Highlights: imports fell by 59% overall; passenger cars constitute 96% of imports but dropped 57%; HCVs contracted by 90% and LCVs by 38%. Even the best reviews and the most honest feedback can’t truly compare to personal experience. On GetRentaCar, you can rent a car from verified providers at reasonable prices. This empowers you to make the most informed decision without unnecessary expenses or disappointments. Provide a short forecast on how this news could impact the global tourism and travel map. If it's insignificant globally, please mention that. However, highlight that it's still relevant to us, as GetRentaCar aims to stay abreast of all developments and keep pace with the changing world. For your next trip, consider the convenience and reliability of GetRentaCar. Book your Ride GetRentaCar.com

In conclusion, the 2025 import collapse reshapes routes from ports to rental desks: expect tighter availability, potential price pressure at airports and city locations, and continued importance of flexible procurement and insurance terms. Whether you're comparing agencies, hunting for the best airport transfer deal, or planning next year’s getaway, focus on verified providers, compare rates and vehicle options (from compact and economy to luxury and electric), and consider weekly or monthly packages to save. The road ahead favors operators and renters who plan, compare, and adapt.

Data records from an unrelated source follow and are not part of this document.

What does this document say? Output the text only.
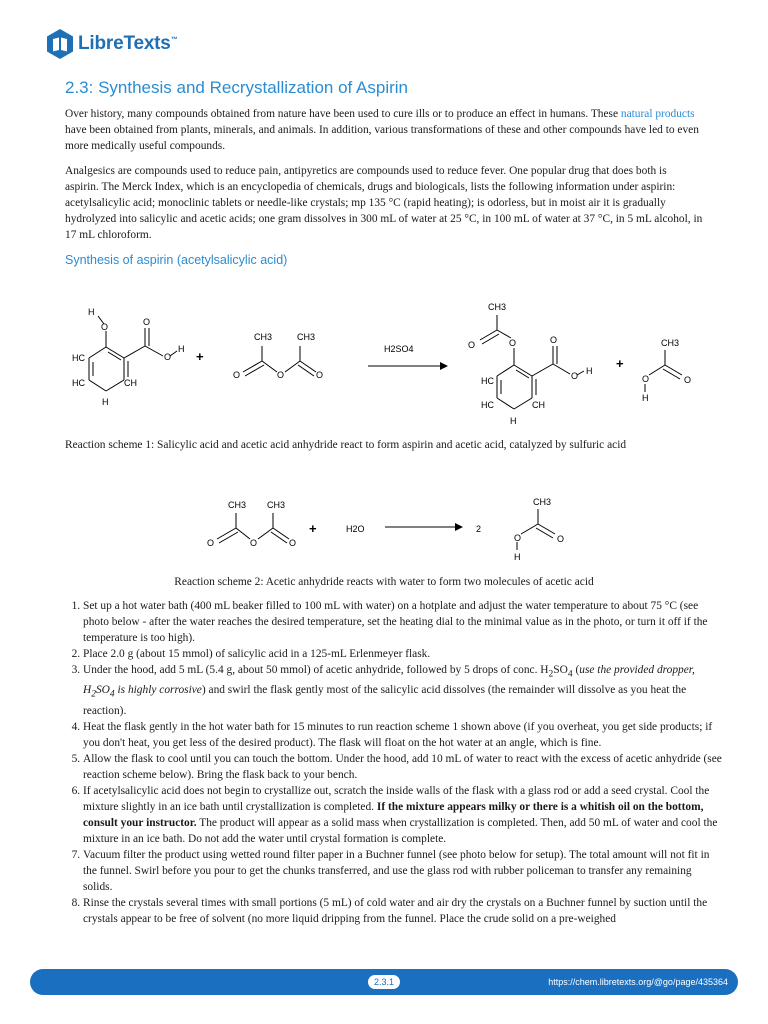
LibreTexts™
2.3: Synthesis and Recrystallization of Aspirin

Over history, many compounds obtained from nature have been used to cure ills or to produce an effect in humans. These natural products have been obtained from plants, minerals, and animals. In addition, various transformations of these and other compounds have led to even more medically useful compounds.

Analgesics are compounds used to reduce pain, antipyretics are compounds used to reduce fever. One popular drug that does both is aspirin. The Merck Index, which is an encyclopedia of chemicals, drugs and biologicals, lists the following information under aspirin: acetylsalicylic acid; monoclinic tablets or needle-like crystals; mp 135 °C (rapid heating); is odorless, but in moist air it is gradually hydrolyzed into salicylic and acetic acids; one gram dissolves in 300 mL of water at 25 °C, in 100 mL of water at 37 °C, in 5 mL alcohol, in 17 mL chloroform.

Synthesis of aspirin (acetylsalicylic acid)
H
O	O
O
H
HC
HC	CH
H
CH3	CH3
O	O	O
H2SO4
CH3
O
O	O
O H
HC
HC	CH
H
CH3
O	O
H
+	+
+
CH3 CH3
O	O	O
H2O	2
CH3
O	O
H
Reaction scheme 1: Salicylic acid and acetic acid anhydride react to form aspirin and acetic acid, catalyzed by sulfuric acid
Reaction scheme 2: Acetic anhydride reacts with water to form two molecules of acetic acid
1. Set up a hot water bath (400 mL beaker filled to 100 mL with water) on a hotplate and adjust the water temperature to about 75 °C (see photo below - after the water reaches the desired temperature, set the heating dial to the minimal value as in the photo, or turn it off if the temperature is too high).
2. Place 2.0 g (about 15 mmol) of salicylic acid in a 125-mL Erlenmeyer flask.
3. Under the hood, add 5 mL (5.4 g, about 50 mmol) of acetic anhydride, followed by 5 drops of conc. $H_2SO_4$ (use the provided dropper, $H_2SO_4$ is highly corrosive) and swirl the flask gently most of the salicylic acid dissolves (the remainder will dissolve as you heat the reaction).
4. Heat the flask gently in the hot water bath for 15 minutes to run reaction scheme 1 shown above (if you overheat, you get side products; if you don't heat, you get less of the desired product). The flask will float on the hot water at an angle, which is fine.
5. Allow the flask to cool until you can touch the bottom. Under the hood, add 10 mL of water to react with the excess of acetic anhydride (see reaction scheme below). Bring the flask back to your bench.
6. If acetylsalicylic acid does not begin to crystallize out, scratch the inside walls of the flask with a glass rod or add a seed crystal. Cool the mixture slightly in an ice bath until crystallization is completed. If the mixture appears milky or there is a whitish oil on the bottom, consult your instructor. The product will appear as a solid mass when crystallization is completed. Then, add 50 mL of water and cool the mixture in an ice bath. Do not add the water until crystal formation is complete.
7. Vacuum filter the product using wetted round filter paper in a Buchner funnel (see photo below for setup). The total amount will not fit in the funnel. Swirl before you pour to get the chunks transferred, and use the glass rod with rubber policeman to transfer any remaining solids.
8. Rinse the crystals several times with small portions (5 mL) of cold water and air dry the crystals on a Buchner funnel by suction until the crystals appear to be free of solvent (no more liquid dripping from the funnel. Place the crude solid on a pre-weighed
2.3.1	https://chem.libretexts.org/@go/page/435364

Frequently Asked Questions

How many new vehicles did Russia import in 2025?

Russia imported 1.02 million new automotive units in 2025, which represents a 59% drop from 2024.

Which vehicle segment was most impacted by import reductions?

Heavy commercial vehicles (HCV) were hit hardest, experiencing a 90% decline in imports compared to 2024.

What percentage of imports were passenger cars in 2025?

Passenger cars made up approximately 96% of vehicle imports in 2025, with a 57% year-over-year decline.

What is causing delays in vehicle imports?

Ports are experiencing chaos, with changing customs queues and logistics challenges slowing down new vehicle arrivals.